One consequence of the recent NSA revelations is that it has piqued my interest in the whole issue of encryption and internet confidentiality and security, topics about which I had at best a very hazy idea. For example, I had never even heard of Lavabit, the encrypted email service provider that apparently has attracted over 400,000 users in its ten years in operation. After word got out that Edward Snowden used it, the number of new monthly subscribers surged to three times its normal value.
Ladar Levinson, the head of Lavabit, said that he chose to shut down the company that he founded and nurtured from its infancy and that provided him with his income because he felt it would be wrong to comply with government demands that would force him to “become complicit in crimes against the American people”. In this news report, he explains that he was not entirely opposed to cooperating with the government.
Levison isn’t an privacy absolutist. He has cooperated in the past with government investigations. He says he’s received “two dozen” requests over the last ten years, and in cases where he had information, he would turn over what he had. Sometimes he had nothing; messages deleted from his service are deleted permanently.
“I’m not trying to protect people from law enforcement,” he said. “If information is unencrypted and law enforcement has a court order, I hand it over.”
In this case, it is the government’s method that bothers him. “The methods being used to conduct those investigations should not be secret,” he said.
So clearly the government was going well beyond what he considered reasonable and he hints at what it might be.
He says his customers’ encrypted data is secured with a public key and private key, and that the private key is protected by a password.
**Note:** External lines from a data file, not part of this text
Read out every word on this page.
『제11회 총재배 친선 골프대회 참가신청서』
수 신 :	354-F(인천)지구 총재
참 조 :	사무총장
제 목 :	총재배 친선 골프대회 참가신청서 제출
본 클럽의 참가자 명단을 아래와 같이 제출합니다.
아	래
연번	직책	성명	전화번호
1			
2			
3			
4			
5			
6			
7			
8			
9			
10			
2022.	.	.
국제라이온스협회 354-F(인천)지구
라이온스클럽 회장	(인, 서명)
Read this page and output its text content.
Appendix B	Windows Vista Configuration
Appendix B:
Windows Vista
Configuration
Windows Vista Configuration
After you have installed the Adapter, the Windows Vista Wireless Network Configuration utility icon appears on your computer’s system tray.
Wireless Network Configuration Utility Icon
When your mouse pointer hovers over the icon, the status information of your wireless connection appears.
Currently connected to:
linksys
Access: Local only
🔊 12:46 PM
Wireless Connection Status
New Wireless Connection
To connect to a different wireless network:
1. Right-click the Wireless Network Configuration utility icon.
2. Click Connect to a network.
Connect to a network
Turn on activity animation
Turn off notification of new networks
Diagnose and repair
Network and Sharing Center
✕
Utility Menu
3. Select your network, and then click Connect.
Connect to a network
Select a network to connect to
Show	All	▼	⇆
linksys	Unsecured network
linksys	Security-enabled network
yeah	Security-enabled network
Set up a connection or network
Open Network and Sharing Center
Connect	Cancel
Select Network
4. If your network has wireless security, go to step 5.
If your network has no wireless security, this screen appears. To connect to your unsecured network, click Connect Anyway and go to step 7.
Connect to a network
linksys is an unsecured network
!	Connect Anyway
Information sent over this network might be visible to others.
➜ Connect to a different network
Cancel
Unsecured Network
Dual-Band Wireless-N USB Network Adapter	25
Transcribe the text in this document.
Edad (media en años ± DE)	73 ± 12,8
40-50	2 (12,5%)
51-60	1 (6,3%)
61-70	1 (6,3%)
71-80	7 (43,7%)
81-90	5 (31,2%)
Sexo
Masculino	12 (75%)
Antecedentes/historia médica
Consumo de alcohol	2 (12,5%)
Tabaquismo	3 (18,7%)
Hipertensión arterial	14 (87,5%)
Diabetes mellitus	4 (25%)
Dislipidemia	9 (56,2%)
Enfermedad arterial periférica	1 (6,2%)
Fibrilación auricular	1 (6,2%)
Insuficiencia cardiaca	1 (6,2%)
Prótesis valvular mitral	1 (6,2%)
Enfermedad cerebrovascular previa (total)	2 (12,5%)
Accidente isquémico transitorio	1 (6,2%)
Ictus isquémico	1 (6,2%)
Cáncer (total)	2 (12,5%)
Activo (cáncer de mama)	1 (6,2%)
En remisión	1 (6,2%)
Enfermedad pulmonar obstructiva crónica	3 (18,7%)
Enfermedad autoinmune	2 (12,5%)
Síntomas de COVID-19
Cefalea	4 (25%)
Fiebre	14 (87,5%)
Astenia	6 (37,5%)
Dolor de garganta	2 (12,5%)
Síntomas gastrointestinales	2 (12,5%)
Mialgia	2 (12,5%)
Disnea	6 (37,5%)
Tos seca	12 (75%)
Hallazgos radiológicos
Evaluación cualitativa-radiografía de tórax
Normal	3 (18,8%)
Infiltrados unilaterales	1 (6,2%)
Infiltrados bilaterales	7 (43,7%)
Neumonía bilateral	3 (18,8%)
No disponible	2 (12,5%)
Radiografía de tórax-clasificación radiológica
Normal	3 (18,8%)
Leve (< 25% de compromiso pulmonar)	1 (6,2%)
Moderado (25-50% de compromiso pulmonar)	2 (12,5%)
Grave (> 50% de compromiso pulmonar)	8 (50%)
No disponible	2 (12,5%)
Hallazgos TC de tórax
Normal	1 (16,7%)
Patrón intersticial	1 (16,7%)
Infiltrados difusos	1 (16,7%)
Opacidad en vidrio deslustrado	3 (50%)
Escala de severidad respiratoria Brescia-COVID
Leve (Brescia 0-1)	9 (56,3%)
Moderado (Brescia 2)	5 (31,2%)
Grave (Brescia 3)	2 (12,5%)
He doesn’t have the technological capability to decrypt his customer’s data but if someone could intercept the communication between the Lavabit’s Dallas-based servers and a user, they could get the user’s password and then use that to decrypt their data.
Levinson says that he is taking a break from email, adding “If you knew what I know about email, you might not use it either.” What also bothers him is the gagging. “The fact that I can’t talk about this is as big a problem as what they asked me to do.” His lawyer echoes that sentiment.
Levison’s lawyer, Jesse Binnall, who is based in Northern Virginia — the court district where Levison needed representation — added that it’s “ridiculous” that Levison has to so carefully parse what he says about the government inquiry. “In America, we’re not supposed to have to worry about watching our words like this when we’re talking to the press,” Binnall said.
Meanwhile Phil Zimmerman, creator of the PGP encryption system and who also preemptively shut down his Silent Mail encrypted mail service, had a Q/A with Forbes magazine in which explains in more detail the security deficiencies of encrypting email and what the government can do.
At the very least they would be able to see the plain text headers of the e-mails, [which] would say who the mail is front, who it’s to, the date it’s sent, time stamp, and subject line. If the message body is encrypted to a key that we hold on our server, they could ask for the key, or ask us to decrypt it, or ask for the key so they could decrypt it. That’s what we were afraid could happen.
We didn’t have a PGP client that could run on a smartphone, and our market is primarily smartphone users. So how [could] we get it? Get a server side implementation of PGP, a Symantec product called PGP Universal, meant for enterprise customers who want to manage keys on the servers. So that’s what we were using. But if someone comes to us and forces us to hand over the keys, [we’re in trouble.]
There is no way to do encrypted e-mail where the content is protected. No way where the metadata is protected. Assuming that the e-mail is based in the country that can apply pressure to the mail provider… Almost any government has the ability to pressure a mail provider in that country to hand over what it has.
It looks like we need the equivalent of a Cayman Islands for email service providers. Just like that country profits from the secrecy and security it grants wealthy people, on the surface it looks like a country that protected its internet service providers could make a killing as a haven for such companies.
But of course the reason that the Cayman Islands can get away with being a tax haven for wealthy people is because the US government is in the pockets of those same wealthy people and has little interest in shutting it down.
In the case of countries that provide internet security, you can be sure that the US government will apply all the pressure it has at its disposal, so only a very determined and independent country will be willing to do that.